Search code examples
hadoophivesnappyorc

Hive Snappy Uncompressed length must be less


Querying the table below using a join on the table itself results in the following exception:

java.lang.IllegalArgumentException: Uncompressed length 222258 must be less than 131072
at org.iq80.snappy.SnappyInternalUtils.checkArgument(SnappyInternalUtils.java:116)
        at org.iq80.snappy.SnappyDecompressor.uncompress(SnappyDecompressor.java:72)
        at org.iq80.snappy.Snappy.uncompress(Snappy.java:43)
        at org.apache.hadoop.hive.ql.io.orc.SnappyCodec.decompress(SnappyCodec.java:71)
        at org.apache.hadoop.hive.ql.io.orc.InStream$CompressedStream.readHeader(InStream.java:214)
        at org.apache.hadoop.hive.ql.io.orc.InStream$CompressedStream.available(InStream.java:251)
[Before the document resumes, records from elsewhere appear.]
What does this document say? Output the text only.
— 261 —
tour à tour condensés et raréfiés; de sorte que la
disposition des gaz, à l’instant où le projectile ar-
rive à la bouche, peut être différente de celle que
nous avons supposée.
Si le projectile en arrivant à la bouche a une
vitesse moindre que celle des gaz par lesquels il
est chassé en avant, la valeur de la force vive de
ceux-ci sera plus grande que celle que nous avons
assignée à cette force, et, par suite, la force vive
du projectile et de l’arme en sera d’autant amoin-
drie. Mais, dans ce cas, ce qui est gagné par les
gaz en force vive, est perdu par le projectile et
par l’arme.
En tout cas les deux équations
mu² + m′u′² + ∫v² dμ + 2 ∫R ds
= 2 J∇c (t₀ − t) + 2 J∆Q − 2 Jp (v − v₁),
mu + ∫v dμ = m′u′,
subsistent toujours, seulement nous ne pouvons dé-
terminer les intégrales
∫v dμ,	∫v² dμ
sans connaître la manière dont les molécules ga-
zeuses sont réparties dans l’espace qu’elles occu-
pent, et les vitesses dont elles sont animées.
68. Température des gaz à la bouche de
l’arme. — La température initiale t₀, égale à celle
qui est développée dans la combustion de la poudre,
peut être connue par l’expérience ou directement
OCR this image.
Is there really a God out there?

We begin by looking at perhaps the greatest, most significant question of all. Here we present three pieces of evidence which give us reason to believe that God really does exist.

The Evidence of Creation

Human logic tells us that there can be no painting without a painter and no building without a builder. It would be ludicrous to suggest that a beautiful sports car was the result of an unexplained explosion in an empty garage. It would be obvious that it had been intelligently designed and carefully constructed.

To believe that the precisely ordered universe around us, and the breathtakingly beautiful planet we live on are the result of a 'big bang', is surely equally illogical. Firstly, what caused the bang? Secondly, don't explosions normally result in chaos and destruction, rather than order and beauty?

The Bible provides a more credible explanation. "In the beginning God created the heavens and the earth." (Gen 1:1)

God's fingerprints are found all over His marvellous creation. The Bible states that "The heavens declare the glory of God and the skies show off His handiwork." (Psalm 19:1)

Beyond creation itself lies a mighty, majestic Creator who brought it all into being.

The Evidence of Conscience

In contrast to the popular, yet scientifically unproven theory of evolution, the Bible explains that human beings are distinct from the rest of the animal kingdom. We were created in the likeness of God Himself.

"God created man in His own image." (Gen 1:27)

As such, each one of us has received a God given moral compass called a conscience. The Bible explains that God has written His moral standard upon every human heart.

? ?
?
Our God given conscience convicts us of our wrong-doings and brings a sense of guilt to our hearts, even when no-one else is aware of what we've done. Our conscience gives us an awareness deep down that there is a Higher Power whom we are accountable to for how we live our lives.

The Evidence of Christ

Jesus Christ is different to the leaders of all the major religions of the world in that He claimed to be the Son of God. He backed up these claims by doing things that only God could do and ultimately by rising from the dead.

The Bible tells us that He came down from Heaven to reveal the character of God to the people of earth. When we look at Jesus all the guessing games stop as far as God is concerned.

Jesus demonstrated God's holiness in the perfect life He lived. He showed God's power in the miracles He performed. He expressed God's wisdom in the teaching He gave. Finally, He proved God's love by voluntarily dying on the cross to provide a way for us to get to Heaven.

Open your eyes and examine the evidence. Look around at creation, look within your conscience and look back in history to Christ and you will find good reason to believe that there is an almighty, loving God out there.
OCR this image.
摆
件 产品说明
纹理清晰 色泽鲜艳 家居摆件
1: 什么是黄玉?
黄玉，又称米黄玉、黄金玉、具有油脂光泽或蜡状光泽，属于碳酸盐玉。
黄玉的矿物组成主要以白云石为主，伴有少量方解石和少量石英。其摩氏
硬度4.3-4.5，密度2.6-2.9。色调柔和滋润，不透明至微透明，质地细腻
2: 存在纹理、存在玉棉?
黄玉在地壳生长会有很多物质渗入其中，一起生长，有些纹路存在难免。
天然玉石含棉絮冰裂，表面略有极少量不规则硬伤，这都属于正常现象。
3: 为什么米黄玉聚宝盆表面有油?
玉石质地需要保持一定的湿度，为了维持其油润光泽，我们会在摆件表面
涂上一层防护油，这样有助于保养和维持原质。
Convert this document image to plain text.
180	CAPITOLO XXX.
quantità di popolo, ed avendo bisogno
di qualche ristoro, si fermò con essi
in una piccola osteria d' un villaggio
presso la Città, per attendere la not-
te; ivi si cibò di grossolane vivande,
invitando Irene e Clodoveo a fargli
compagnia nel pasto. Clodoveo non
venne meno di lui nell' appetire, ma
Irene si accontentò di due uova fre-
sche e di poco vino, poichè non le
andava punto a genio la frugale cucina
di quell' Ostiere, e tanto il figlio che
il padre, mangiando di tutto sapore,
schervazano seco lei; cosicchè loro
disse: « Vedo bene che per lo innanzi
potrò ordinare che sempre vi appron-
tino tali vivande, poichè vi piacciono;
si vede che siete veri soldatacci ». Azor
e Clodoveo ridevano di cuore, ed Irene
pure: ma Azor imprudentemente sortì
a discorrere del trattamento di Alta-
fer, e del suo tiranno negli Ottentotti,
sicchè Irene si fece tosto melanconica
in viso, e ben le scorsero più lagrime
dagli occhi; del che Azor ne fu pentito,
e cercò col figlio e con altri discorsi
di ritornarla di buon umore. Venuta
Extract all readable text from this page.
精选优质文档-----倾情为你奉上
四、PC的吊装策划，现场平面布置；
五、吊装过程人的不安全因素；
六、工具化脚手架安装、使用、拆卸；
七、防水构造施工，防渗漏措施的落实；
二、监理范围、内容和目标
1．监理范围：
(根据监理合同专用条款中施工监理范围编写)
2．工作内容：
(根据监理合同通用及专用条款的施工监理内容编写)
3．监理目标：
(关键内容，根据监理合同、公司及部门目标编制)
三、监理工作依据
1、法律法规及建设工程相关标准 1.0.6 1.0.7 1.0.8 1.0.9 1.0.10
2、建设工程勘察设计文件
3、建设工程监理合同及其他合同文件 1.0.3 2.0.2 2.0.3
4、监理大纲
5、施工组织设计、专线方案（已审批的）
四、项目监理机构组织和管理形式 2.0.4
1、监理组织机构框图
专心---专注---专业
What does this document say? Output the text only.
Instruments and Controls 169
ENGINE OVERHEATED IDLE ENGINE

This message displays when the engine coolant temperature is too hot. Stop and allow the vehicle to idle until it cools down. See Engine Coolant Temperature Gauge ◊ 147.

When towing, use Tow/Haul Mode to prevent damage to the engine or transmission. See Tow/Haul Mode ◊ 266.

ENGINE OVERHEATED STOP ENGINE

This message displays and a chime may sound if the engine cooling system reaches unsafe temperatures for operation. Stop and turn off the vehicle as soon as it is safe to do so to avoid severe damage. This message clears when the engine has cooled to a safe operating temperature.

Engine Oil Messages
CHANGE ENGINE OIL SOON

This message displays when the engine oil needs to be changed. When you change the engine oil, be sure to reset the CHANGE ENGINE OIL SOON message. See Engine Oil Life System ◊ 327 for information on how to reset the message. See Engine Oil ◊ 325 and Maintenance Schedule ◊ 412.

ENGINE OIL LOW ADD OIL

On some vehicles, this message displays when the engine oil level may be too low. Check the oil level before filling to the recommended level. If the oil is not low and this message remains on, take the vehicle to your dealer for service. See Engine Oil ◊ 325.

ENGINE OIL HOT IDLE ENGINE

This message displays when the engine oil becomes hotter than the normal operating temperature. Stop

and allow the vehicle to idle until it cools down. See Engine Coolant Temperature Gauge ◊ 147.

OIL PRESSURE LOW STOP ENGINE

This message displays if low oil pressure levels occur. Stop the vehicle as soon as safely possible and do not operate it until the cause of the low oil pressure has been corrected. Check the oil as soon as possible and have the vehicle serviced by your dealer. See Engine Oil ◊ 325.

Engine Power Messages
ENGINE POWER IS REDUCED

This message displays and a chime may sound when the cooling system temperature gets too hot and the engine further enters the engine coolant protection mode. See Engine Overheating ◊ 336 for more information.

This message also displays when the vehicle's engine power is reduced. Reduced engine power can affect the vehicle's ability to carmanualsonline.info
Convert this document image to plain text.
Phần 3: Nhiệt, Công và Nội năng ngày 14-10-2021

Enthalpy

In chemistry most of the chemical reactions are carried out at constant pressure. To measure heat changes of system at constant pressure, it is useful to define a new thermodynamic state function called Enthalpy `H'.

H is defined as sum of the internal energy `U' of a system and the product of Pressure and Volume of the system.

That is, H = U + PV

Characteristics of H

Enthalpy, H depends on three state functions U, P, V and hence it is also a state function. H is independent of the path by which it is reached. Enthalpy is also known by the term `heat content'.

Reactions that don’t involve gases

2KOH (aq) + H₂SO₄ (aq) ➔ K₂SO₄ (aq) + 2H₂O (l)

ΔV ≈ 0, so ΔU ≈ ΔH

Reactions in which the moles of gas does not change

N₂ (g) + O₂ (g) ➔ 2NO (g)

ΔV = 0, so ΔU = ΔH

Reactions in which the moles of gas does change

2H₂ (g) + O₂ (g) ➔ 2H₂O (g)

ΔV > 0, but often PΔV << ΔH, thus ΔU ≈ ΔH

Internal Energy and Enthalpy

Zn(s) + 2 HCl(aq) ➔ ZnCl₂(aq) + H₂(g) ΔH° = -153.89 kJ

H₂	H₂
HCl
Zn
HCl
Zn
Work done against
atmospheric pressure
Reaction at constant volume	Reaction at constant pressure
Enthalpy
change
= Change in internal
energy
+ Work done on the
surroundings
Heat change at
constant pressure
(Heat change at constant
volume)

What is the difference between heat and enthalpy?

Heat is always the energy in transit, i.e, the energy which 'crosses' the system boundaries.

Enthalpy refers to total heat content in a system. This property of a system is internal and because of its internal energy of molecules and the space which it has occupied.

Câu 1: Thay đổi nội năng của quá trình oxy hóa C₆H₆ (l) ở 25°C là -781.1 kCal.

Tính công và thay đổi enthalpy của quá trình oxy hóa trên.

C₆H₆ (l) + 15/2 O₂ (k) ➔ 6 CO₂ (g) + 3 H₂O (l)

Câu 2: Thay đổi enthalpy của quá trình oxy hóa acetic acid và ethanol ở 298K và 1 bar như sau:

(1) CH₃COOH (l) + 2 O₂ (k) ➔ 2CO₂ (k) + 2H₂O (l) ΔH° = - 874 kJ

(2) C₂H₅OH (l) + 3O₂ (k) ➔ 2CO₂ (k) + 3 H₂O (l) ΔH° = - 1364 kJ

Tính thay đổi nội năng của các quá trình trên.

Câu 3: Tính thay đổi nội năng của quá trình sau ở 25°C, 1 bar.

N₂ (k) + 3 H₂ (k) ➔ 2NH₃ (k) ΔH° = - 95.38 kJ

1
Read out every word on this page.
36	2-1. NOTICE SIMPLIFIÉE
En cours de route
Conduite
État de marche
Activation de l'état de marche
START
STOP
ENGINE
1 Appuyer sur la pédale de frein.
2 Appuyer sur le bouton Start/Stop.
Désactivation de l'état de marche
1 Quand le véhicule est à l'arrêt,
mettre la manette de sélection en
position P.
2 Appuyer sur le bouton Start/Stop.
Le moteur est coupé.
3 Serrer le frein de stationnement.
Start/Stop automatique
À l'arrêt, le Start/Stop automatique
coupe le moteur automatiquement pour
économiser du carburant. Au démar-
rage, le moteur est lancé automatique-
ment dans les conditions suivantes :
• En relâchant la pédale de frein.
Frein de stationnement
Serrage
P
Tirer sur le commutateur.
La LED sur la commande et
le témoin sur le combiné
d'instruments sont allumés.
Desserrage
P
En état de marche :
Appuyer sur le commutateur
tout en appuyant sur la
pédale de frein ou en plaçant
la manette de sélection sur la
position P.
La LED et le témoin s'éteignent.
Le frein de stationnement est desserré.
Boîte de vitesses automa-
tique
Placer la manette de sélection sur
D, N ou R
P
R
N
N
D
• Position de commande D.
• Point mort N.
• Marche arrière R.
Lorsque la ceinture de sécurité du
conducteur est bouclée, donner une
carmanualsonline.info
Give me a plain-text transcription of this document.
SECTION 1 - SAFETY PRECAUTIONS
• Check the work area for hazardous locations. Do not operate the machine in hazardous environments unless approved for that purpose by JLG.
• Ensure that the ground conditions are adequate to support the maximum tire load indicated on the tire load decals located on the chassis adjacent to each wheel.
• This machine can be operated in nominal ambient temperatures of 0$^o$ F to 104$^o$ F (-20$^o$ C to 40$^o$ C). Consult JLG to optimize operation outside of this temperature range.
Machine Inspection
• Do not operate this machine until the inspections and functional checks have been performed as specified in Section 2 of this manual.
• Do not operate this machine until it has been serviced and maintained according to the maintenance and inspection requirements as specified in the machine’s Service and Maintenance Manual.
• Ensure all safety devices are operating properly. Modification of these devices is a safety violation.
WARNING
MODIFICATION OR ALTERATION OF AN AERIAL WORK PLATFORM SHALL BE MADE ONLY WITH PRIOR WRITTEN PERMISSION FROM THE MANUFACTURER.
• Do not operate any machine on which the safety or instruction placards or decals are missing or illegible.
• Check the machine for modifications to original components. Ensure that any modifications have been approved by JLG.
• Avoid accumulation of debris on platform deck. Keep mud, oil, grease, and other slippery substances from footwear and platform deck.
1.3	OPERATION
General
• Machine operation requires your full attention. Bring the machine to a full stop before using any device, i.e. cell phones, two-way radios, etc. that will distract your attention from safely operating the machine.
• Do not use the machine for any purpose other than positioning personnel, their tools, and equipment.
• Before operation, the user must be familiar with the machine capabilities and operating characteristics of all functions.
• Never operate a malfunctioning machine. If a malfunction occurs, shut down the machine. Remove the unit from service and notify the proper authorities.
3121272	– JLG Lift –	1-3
The problematic query is the following:

select a.*
from events a
inner join
(
  SELECT asset_id, time, max(hive_insert_ts)
  FROM events
  GROUP BY asset_id, time
) b on a.time = b.time
and a.asset_id = b.asset_id
limit 10;

The table is stored as ORC and compressed using SNAPPY:

create table events(
    asset_id varchar(15),
    time timestamp,
    hive_insert_ts timestamp)
PARTITIONED BY (
    country varchar(4),
    site varchar(4),
    year int,
    month int)
STORED as ORC
TBLPROPERTIES (
'orc.compress'='SNAPPY',
'orc.create.index'='true',
'orc.bloom.filter.columns'='asset_id, time',
'orc.bloom.filter.fpp'='0.05',
'orc.stripe.size'='268435456',
'orc.row.index.stride'='10000');

I searched a lot but could not find any hint. Do you have an idea where the problem could be?

Thanks a lot!


Solution

  • I found the solution (just in case someone runs into the same problem). It was caused by a misconfiguration:

    The "orc.compress.size" tableproperty is set by default to

    'orc.compress.size'='262144' which is 256kbytes

    but "io.file.buffer.size" in core-site.xml is set to "131072" whis is 128kbytes.

    The streamreader wants to read 131072 bytes which does not fit into the filebuffer after decompression.

    The solution is to either increase the filebuffer size or decrease the compression size of the ORC table.

    I hope this helps someday also someone else.